Founder Jonathan Barouch says this might include everything from alerting a pub owner that underage drinkers have boasted about getting past the bouncers through to alerting staff at the Qantas Club lounge when someone posts that a printer is out of toner.

“We pick up and surface feedback in the moment,” Barouch says. “We use location as the core, so when people check in or share their location or geotag it to a location, that’s the core of our system.”

Barouch says this content can also be used to find and influence consumers who are on the marketers’ property through distribution of targeted offers.

“We are showing business folks who are either in the process of spending money or who have spent money, “That’s the beauty of Instagram and Twitter - they are so public.

“And people knowingly, willingly put that out there in the public domain.
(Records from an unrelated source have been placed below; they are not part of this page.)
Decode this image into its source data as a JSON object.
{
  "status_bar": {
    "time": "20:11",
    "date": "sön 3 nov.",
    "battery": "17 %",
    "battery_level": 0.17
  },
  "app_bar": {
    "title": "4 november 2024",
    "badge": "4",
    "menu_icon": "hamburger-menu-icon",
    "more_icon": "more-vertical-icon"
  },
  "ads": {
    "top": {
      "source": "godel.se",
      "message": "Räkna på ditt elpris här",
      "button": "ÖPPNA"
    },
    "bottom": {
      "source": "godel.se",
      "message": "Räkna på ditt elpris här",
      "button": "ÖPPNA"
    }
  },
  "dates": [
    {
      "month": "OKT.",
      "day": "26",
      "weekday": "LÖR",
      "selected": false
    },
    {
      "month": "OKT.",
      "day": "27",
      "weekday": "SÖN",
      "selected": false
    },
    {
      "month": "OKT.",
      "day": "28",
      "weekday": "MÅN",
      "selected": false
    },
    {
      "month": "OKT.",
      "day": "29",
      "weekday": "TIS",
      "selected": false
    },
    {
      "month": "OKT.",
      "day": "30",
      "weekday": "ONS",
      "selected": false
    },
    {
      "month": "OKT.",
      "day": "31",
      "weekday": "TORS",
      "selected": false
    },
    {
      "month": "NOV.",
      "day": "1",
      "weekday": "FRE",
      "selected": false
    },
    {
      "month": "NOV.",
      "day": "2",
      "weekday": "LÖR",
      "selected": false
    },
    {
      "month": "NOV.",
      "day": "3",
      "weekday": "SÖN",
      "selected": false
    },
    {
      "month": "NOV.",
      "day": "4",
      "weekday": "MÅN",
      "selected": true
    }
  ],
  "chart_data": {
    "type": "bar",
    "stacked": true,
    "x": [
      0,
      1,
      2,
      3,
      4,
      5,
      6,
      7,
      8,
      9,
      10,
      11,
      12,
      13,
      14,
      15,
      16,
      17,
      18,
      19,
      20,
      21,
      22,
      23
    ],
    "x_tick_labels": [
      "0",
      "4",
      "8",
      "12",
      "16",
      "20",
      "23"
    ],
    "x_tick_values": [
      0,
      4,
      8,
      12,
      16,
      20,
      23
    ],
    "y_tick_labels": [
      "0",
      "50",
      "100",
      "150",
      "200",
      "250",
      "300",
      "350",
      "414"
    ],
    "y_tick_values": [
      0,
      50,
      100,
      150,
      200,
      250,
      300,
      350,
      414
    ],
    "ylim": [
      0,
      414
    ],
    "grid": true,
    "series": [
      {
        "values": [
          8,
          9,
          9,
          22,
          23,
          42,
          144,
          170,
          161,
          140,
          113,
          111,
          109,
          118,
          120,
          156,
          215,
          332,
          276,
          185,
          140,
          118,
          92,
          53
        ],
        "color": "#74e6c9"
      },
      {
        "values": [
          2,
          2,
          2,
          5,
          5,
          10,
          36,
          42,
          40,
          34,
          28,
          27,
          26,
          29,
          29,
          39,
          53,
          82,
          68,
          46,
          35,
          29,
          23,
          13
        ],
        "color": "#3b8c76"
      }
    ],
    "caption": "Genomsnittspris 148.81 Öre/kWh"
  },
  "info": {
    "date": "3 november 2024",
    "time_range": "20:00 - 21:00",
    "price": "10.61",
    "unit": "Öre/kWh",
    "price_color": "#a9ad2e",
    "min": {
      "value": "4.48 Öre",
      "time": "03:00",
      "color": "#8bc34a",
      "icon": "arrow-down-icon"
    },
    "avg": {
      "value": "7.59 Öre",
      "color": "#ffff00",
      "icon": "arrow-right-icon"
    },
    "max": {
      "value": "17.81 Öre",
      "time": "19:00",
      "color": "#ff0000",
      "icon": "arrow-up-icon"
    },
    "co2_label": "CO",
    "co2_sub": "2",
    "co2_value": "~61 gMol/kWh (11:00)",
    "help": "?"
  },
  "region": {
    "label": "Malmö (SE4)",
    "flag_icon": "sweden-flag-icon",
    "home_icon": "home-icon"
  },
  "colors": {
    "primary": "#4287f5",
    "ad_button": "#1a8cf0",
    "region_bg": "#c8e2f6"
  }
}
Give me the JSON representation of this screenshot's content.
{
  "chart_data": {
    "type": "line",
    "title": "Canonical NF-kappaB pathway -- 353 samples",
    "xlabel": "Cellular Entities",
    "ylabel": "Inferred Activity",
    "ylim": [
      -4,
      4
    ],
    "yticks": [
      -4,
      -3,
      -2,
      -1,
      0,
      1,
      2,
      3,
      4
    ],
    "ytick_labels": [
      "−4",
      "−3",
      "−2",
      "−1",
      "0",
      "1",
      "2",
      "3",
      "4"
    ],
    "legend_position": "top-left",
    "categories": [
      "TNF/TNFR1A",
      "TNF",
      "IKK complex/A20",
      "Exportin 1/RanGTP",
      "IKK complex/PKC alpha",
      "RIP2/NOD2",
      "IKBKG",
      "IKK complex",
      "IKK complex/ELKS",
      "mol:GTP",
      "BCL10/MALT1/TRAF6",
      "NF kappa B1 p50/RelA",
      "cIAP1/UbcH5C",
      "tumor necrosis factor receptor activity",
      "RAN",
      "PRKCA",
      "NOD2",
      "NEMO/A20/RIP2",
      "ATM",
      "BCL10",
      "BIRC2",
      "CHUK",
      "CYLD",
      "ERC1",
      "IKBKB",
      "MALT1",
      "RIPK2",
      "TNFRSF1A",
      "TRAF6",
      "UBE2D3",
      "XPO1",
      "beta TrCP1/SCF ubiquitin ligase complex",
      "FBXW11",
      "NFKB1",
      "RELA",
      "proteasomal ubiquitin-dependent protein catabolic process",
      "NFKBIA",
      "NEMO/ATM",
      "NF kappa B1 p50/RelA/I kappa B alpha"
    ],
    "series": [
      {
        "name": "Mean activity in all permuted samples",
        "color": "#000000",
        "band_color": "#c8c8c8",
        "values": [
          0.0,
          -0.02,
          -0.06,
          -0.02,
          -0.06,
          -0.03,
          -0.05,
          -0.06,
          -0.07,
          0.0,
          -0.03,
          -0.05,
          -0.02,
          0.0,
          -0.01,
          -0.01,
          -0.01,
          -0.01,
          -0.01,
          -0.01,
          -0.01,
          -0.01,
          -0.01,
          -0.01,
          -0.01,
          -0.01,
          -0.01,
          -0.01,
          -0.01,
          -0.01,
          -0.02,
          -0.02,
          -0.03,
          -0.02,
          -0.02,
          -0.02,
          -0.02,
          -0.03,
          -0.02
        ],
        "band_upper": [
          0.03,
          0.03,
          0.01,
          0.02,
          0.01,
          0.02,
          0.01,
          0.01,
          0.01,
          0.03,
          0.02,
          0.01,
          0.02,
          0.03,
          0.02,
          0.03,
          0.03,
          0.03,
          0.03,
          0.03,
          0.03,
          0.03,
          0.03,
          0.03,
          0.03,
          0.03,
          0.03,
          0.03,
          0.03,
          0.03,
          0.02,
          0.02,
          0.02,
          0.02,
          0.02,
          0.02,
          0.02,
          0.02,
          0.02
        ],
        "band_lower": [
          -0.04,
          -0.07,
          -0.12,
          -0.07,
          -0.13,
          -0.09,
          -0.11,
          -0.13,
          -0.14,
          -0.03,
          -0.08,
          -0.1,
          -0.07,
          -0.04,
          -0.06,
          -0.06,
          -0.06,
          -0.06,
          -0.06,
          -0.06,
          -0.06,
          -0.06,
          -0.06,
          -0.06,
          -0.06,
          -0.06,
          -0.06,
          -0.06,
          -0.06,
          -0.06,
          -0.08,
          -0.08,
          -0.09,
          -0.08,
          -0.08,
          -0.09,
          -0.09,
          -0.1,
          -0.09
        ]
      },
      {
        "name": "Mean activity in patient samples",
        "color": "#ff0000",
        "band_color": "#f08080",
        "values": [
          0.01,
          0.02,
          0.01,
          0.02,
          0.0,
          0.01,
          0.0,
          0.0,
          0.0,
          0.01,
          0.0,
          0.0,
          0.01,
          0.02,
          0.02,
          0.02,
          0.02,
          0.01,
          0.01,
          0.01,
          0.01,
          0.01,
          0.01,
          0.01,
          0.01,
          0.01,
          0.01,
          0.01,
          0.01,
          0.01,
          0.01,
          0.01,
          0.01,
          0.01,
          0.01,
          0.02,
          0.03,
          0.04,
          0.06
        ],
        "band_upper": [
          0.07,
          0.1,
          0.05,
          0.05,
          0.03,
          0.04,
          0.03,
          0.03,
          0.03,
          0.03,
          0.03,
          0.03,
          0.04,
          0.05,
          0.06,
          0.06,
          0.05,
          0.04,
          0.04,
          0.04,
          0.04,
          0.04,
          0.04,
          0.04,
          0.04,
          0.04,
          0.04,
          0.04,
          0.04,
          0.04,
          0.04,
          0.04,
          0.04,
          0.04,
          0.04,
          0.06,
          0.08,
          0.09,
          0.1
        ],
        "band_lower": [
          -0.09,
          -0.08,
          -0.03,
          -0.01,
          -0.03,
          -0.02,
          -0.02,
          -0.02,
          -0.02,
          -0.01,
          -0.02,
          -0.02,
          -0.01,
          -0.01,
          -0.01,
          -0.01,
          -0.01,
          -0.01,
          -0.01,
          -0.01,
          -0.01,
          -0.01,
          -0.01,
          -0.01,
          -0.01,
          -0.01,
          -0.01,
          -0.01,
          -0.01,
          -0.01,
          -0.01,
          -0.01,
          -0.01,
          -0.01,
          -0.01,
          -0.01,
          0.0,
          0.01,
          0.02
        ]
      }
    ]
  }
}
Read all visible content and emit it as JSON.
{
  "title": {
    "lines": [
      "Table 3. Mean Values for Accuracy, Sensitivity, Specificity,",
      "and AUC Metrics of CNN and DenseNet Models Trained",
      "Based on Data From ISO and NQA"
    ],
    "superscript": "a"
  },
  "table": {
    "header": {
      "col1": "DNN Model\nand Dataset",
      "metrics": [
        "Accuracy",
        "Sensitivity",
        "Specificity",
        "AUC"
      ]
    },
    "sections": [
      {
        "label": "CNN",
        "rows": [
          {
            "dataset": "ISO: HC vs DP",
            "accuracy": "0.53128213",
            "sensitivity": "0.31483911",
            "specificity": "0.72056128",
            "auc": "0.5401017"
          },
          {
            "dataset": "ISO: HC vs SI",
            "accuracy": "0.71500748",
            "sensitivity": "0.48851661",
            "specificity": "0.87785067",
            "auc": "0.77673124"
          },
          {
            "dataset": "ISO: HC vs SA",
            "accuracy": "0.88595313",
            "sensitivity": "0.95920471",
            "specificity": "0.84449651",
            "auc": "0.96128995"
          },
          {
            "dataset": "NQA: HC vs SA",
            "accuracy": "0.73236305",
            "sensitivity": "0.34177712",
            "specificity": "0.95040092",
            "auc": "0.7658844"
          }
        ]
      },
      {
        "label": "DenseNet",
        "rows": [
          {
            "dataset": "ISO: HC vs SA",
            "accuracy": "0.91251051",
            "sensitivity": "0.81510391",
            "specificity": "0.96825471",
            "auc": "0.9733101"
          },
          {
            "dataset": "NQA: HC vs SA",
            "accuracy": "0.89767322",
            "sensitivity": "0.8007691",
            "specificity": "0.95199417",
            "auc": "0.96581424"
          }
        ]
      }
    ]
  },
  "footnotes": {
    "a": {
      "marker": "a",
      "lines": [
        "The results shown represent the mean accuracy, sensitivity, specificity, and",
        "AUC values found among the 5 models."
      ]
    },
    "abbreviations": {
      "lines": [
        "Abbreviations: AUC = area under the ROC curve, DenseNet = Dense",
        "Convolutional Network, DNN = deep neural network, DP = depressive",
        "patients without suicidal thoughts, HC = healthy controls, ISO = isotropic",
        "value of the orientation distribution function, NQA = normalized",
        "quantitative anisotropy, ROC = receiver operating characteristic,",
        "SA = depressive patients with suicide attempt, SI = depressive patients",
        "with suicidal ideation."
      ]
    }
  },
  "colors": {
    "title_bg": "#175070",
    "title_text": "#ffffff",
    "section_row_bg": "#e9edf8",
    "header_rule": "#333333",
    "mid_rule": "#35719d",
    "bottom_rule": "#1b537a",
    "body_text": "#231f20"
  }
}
Businesses that don’t listen do so at their own peril.”

Numerous social platform-based solutions are now making their way to market, including more sophisticated uses of platforms such as Facebook and Twitter.

One recent campaign developed by Facebook for Channel 10’s The Bachelor used a combination of audience segmentation and time-of-day awareness to remind women aged between 25 and 54 when the program was coming on, and generated to a noticeable increase in audience from that segment.

Twitter has also gotten deep into the notion of social commerce through the introduction of a buy button in posts.

But manager director for Twitter Australia, Karen Stocks, says the new functionality is currently only available for a test group of users in the United States using Twitter for iPhone or and Twitter for Android apps.

“Consumers actively follow brands that they care about because they want to see content from those brands,” Stocks says. “This means that Twitter has the ability to target and serve relevant commerce-related tweets to the right users based on their interests and who they choose to follow.

“Additionally, consumers are mobile-first and increasingly use mobile for commerce. And while this is just the beginning of our tests, we’re excited about giving users the ability to discover and buy products within the Twitter experience.”

Stocks says at this stage there is no firm date for Australian availability of the feature.

“But if our tests are successful we hope to roll-out it out here within 12 months,” she says.